Greg Woods, who is a former student-athlete and active leader on campus, stressed the importance of our student-athletes’ influence.
“It is [of] upmost important for athletes to use their platforms for change. Sometimes we don’t realize how much influence we actually have on other people,” said Woods, who was the president of the Student Athlete Leadership Team committee while a member of the volleyball team.
There is an importance in having a voice because we are at a point in our American history where reaction and action is needed. Graves called this “a teachable moment” and it is. Pairing athletics with social activism is beneficial for positive action because sport unites communities solely on its entertainment aspect.
People watch sports and idolize the talent. Race is much further down the list and Graves believes that, “The beautiful thing about sports is that it bridges the things that our culture tears apart.”
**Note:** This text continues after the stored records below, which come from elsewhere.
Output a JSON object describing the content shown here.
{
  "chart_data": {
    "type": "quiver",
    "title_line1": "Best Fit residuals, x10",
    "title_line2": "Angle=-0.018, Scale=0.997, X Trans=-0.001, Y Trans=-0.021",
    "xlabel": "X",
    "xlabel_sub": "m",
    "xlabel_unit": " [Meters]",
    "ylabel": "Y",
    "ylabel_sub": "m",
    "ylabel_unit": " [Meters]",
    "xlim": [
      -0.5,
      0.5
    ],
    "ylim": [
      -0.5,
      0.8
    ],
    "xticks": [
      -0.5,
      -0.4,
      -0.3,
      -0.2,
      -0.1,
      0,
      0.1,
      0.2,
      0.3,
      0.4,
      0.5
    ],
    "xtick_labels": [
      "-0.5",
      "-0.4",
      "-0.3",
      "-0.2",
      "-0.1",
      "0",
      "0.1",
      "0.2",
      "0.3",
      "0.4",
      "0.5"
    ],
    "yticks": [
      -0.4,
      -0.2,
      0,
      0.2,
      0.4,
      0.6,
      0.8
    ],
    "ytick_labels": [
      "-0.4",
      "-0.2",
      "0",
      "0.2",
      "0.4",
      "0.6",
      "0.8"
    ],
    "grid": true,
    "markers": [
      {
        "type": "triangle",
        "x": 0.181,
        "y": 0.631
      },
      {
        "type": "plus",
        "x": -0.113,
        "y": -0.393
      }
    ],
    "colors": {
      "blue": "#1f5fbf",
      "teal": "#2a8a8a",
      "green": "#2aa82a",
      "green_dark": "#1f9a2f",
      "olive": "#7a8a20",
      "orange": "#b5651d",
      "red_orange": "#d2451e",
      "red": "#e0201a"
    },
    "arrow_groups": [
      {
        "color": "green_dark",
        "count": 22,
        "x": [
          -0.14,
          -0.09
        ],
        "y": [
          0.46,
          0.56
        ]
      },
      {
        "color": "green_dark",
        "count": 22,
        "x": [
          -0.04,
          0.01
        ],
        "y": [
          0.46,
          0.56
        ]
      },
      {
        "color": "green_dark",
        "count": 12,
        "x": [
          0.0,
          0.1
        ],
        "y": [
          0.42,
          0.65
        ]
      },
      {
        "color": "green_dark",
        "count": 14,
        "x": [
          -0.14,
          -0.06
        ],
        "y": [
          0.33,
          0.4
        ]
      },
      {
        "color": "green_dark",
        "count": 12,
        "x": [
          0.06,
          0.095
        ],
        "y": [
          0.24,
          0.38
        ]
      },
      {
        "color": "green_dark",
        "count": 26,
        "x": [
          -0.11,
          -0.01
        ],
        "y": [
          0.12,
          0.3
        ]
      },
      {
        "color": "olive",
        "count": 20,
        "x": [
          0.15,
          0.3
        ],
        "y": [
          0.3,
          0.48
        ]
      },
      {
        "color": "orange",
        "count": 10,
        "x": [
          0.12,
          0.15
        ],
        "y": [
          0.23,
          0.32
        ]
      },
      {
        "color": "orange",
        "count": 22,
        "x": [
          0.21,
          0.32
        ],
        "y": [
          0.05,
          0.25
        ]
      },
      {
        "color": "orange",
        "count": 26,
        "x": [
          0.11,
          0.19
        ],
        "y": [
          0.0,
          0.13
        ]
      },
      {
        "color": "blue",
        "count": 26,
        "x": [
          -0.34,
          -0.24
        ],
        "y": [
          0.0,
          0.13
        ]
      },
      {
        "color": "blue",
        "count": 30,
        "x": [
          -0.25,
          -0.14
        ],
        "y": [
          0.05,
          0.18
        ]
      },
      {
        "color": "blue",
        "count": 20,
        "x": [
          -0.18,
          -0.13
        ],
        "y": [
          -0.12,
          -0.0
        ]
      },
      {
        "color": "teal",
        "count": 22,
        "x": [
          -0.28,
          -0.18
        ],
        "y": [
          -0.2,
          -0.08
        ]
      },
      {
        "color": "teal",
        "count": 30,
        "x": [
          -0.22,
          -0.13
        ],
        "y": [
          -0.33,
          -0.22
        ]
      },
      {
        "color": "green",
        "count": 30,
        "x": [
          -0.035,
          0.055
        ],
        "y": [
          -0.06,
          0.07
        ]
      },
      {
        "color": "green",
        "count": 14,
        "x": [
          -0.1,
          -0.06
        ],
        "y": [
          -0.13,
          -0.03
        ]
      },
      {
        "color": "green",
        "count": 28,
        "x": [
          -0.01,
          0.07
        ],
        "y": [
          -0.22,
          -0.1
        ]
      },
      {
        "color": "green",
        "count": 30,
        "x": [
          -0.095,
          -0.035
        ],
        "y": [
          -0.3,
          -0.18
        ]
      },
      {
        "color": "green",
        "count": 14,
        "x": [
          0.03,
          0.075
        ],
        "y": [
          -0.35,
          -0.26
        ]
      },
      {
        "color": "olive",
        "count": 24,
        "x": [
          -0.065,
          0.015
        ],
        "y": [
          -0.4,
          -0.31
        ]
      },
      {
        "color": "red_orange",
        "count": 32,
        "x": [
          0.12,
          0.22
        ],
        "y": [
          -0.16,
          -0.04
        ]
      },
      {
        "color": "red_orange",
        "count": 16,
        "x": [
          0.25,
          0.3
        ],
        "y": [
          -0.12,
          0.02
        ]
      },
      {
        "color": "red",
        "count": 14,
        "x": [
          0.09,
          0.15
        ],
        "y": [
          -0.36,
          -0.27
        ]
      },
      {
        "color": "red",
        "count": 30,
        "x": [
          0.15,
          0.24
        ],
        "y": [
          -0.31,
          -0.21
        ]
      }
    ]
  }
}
The current trend of athletes standing up for social justice is a noble one. The responses they have can be mixed, but at least there are responses. To fully commit to having discourse, there needs to disagreement. That is how the conversation is started on problems we have in society. Cerasuolo preaches that the hardest thing is starting the conversation. “Once that conversation is started, you can’t stop. If you stop you’ll never have the opportunity to create change.”
Athletes of all levels are noticing the platform they stand on can create that change on issues like social injustice because they influence so many people. Diamond commented on why athletes have this ability at this school by saying, “[Springfield student athletes] have a large influence because people respect the work ethic and determination it takes to be an athlete here.”
Athletes gain the respect of their peers through their performance on the field or court. An audience can be built off that respect and people must take advantage of that opportunity to speak out. Being able to create change and empower people is important. It could be in a small community like Springfield College or in the global community of professional sports. Either way people will listen.